Какой дурак придумал логику? Если женщина потихоньку от мужа ходит в театр с другим мужчиной, то кто он ей, этот мужчина, с которым она потихоньку от мужа ходит в театр? Кто он ей — по логике? Впрочем, пусть об этом думает Рябинин.

— Вы сказали, что известная нам с вами женщина хотела купить шкаф фирмы «Северный лес». Эта женщина никогда, понимаете, никогда не купит шкаф этой фирмы.

— Эта женщина — ваша?

— В каком смысле?

— Вы её подослали.

— Зачем же?

— Проверить меня.

— А у вас есть грехи?

— Ничего у меня нет.

Если уж Лида Рябинина… Тогда кому и чему можно верить? Какой, к чёрту, домашний уют и какие, к чёрту, тапочки в передней. Но Лида Рябинина, которой он представлял всех девушек города, как верховной жрице…

— Тогда почему ж не сказали, зачем она приходила?

— Испугался.

— Теперь успокоились?

— Да, успокоился. — Он понял, что «женщина-референт» никакого отношения к милиции не имеет.

— Ну, и зачем она приходила?

— Взяла пятьсот рублей, — начал рассказывать директор…

Лида Рябинина, у которой далёкий и чистейший взгляд, чистейшие волосы и чистейшая кожа. Когда она серьёзна, то кажется, что вот-вот рассмеётся. Когда смеётся, то кажется, что вот-вот станет серьёзной. Да ему-то какое дело?

— Опознать её сможете?

— Разумеется.

— Всё, что рассказали мне, расскажете в прокуратуре.

— Обязательно.

Петельников ничего не записал и даже не обрадовался, что добыл хорошего свидетеля. Уголовное дело отошло на второй план.

В приоткрытую дверь заглянула работница магазина в фирменном халатике:

— Викентий Викентьевич, «Отеллу» привезли.

— Иду.

— Какого Отеллу? — удивился инспектор.

— Новый гарнитур.

— Что ж он, чёрного цвета?

— В восточном стиле, содержит три кровати…

— Правильно, ведь Дездемону задушили в постели.
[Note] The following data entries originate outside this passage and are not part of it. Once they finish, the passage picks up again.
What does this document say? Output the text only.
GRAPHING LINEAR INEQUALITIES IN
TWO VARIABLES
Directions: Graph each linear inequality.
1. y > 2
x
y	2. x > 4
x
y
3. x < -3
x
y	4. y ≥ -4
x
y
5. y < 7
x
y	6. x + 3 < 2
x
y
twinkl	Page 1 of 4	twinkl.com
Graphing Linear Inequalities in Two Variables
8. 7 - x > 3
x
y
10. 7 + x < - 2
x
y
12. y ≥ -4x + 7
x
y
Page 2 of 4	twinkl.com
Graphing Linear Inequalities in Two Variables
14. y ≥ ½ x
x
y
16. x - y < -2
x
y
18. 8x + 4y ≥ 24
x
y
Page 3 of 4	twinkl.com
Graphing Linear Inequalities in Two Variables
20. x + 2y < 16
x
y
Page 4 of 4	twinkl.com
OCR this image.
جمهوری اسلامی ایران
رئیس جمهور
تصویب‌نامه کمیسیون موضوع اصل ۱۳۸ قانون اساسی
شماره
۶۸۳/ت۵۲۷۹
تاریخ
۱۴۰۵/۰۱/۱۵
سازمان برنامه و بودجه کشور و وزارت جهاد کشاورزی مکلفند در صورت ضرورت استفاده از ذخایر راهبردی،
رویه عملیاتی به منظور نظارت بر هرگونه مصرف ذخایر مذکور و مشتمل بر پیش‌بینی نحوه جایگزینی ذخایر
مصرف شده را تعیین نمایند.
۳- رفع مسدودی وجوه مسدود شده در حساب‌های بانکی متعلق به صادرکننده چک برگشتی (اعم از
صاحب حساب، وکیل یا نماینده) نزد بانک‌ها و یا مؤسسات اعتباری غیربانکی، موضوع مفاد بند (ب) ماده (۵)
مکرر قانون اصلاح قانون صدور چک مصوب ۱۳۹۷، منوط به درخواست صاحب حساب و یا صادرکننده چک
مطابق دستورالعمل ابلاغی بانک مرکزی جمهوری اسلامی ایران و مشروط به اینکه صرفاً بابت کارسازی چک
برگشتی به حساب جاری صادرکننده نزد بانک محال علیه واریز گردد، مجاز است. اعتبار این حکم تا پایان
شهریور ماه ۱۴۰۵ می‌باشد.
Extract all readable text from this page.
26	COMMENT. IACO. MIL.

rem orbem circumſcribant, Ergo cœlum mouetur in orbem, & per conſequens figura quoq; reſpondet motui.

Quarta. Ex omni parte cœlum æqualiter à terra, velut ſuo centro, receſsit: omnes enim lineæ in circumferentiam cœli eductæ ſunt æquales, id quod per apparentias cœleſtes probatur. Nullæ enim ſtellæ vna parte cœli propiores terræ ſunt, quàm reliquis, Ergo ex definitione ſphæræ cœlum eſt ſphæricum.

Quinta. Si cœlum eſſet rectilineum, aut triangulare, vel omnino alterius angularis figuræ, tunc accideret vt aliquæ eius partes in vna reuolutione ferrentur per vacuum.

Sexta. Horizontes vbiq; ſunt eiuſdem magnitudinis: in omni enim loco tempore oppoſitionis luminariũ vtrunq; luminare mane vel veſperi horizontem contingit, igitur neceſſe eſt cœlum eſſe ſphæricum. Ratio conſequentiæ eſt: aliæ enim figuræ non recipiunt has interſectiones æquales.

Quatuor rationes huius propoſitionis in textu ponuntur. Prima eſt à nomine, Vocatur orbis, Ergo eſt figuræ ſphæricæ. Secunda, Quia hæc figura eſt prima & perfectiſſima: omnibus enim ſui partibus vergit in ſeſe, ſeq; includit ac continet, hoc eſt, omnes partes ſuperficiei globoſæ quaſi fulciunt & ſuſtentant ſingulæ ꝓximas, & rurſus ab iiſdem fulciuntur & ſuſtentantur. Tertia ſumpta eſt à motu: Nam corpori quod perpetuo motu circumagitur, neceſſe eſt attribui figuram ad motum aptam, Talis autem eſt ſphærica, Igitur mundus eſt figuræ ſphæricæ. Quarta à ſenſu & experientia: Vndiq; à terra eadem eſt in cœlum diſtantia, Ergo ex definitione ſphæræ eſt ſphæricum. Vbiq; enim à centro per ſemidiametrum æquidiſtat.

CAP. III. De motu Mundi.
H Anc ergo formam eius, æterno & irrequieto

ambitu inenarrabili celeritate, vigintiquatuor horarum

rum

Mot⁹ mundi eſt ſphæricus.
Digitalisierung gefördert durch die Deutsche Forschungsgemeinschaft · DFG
Что ему теперь делать? Что-то надо. Уведомить Рябинина? Поговорить с Лидой? Найти этого парня? А может, плюнуть на всё и считать его двоюродным братом?

— Кстати, Викентий Викентьевич… Как вы относитесь к поступку Отелло? Я имею в виду не гарнитур, а мавра.

— Портить себе жизнь таким преступлением… — Он выразительно пожал одним плечом.

— А если жуткая ревность?

— Теперь, товарищ инспектор, красивых женщин больше, чем стульев.


Из дневника следователя.

Существуют приборы для подслушивания, для просвечивания, для подглядывания, для пронюхивания… Почему же нет такого прибора — сопереживателя, для подключения человека к человеку? На шкале стрелка, для которой всего два положения — «боль физическая» и «боль душевная»…


Добровольная исповедь.

Я была такой девочкой… Несла в школу белый бантик в коробочке, чтобы не помять. После уроков бантик снимала и относила домой опять в коробочке.

Я была такой девочкой… Мама: «Если не будешь есть, я тебе всыплю». Я: «А я тебе голову оторву». Мама: «Какую половину — нижнюю или верхнюю?» Я: «Нижнюю». Мама: «Как же я буду целовать свою девочку?»

Но не подумайте, что меня часто целовали.


Рябинину хотелось, как и раньше, снять в конце рабочего дня трубку и услышать удивлённое «Да?» И отозваться на это «Да?» напряжённым дыханием и зачастившим стуком в груди. И услышать другие удивлённые слова: «Серёжа, это ты?» И выдохнуть своё тихое «Да». И всё будет сказано. Дальше пойдут слова уже необязательные, событийные.